Method to return the a data frame of the label assignments with custom names of time steps and entities.

Parameters:
label_dictdict, default=None

a dictionary whose keys are ‘T’, ‘N’, and ‘F’ (which are the number of time steps, entities, and features respectively). Value of each key is a list such that the value of key: - ‘T’ is a list of names/labels of each time step to be used as index of each dataframe. If None, range(0, T) is used. Where T is the number of time steps in the fitted data - ‘N’ is a list of names/labels of each entity to be used as index of the dataframe. If None, range(0, N) is used. Where N is the number of entities/observations in the fitted data - ‘F’ is a list of names/labels of each feature to be used as column of each dataframe. If None, range(0, F) is used. Where F is the number of features in the fitted data If label_dict is None, the result of self.label_dict_ is used.

Returns:
pd.DataFrame

A pandas DataFrame with shape (N, T). The value in the n-th row and t-th column is an integer indicating the custer assignment of the n-th entity/observation at time t.

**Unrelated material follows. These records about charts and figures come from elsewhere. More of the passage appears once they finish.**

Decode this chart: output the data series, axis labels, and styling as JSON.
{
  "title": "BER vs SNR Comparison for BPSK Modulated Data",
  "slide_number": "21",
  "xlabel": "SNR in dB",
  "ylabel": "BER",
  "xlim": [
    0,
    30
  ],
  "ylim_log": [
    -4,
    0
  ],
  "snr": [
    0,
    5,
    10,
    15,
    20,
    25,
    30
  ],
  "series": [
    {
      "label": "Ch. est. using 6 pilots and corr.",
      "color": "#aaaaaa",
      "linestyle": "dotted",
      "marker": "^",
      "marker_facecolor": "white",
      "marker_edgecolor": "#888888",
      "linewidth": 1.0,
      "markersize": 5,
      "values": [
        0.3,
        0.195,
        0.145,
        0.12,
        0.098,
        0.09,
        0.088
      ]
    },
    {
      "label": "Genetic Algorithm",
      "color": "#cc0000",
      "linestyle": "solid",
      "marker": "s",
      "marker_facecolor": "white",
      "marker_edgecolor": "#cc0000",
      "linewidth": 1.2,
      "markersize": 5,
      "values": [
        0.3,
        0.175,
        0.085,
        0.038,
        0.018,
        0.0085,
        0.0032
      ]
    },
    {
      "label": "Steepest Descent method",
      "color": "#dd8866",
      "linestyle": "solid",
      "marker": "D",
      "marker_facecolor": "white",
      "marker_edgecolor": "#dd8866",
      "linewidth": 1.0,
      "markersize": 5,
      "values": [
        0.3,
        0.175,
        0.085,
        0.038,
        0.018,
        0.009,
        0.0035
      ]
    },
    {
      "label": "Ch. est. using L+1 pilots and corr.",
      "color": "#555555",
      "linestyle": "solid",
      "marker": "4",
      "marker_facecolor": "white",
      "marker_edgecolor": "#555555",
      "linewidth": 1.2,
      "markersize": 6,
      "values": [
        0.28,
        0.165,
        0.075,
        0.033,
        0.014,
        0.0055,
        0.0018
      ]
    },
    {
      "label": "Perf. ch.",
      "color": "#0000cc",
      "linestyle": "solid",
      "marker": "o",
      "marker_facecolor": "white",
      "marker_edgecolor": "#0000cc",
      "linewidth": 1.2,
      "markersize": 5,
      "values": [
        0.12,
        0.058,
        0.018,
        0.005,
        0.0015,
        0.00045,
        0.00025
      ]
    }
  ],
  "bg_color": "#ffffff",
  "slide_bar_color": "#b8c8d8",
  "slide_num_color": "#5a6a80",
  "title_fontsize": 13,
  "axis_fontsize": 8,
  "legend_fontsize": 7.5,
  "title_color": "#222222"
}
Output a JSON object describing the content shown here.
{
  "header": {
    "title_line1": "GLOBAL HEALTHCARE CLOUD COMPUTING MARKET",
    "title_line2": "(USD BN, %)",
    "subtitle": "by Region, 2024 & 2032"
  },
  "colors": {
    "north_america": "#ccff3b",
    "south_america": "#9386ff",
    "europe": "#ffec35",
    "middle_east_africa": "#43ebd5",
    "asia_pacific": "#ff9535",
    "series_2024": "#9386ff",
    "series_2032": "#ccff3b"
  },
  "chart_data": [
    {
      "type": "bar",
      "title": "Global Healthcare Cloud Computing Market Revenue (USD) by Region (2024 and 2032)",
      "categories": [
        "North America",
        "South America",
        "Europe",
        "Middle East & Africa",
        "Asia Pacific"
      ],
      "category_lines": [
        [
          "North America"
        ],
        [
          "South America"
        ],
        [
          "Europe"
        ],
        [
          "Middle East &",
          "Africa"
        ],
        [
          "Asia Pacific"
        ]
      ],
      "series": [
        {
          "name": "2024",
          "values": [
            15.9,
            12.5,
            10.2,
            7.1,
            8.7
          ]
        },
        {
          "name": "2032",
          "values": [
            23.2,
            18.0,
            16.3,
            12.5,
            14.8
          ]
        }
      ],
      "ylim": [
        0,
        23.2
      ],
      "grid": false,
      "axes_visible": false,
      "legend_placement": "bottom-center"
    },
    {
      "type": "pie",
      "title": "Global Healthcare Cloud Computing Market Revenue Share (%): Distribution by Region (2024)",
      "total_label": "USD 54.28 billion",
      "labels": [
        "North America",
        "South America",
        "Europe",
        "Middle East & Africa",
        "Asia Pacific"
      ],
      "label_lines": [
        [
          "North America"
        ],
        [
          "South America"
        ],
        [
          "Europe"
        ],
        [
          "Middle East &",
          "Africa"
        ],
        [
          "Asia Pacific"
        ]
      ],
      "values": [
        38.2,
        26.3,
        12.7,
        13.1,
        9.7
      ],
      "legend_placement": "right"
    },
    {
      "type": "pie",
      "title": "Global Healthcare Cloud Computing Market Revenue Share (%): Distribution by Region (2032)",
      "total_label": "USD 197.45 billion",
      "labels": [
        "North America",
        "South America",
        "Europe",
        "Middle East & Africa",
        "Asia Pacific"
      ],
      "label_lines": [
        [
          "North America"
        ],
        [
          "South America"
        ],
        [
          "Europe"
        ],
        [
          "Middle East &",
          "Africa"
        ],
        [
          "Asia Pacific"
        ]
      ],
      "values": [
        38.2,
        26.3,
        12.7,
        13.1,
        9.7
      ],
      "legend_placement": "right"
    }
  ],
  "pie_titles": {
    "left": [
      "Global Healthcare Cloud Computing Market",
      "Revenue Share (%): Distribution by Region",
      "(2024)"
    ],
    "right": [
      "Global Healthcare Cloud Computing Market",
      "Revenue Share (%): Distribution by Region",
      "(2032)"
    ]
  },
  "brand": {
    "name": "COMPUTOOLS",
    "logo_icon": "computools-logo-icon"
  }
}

set_label_dict(value: dict) None

Method to manually set the label_dict_.

Parameters:
valuedict

the value to set as label_dict_. Should be a dict with all of ‘T’, ‘N’, and ‘F’ (case sensitive, which are number of time steps, entities, and features respectively) as key. The value of each key is a list of labels for the key in the data. If your data don’t have values for any of the keys, set its value to None.

Returns:
dict

a dictionary whose keys are ‘T’, ‘N’, and ‘F’; and values are lists of the labels of each key.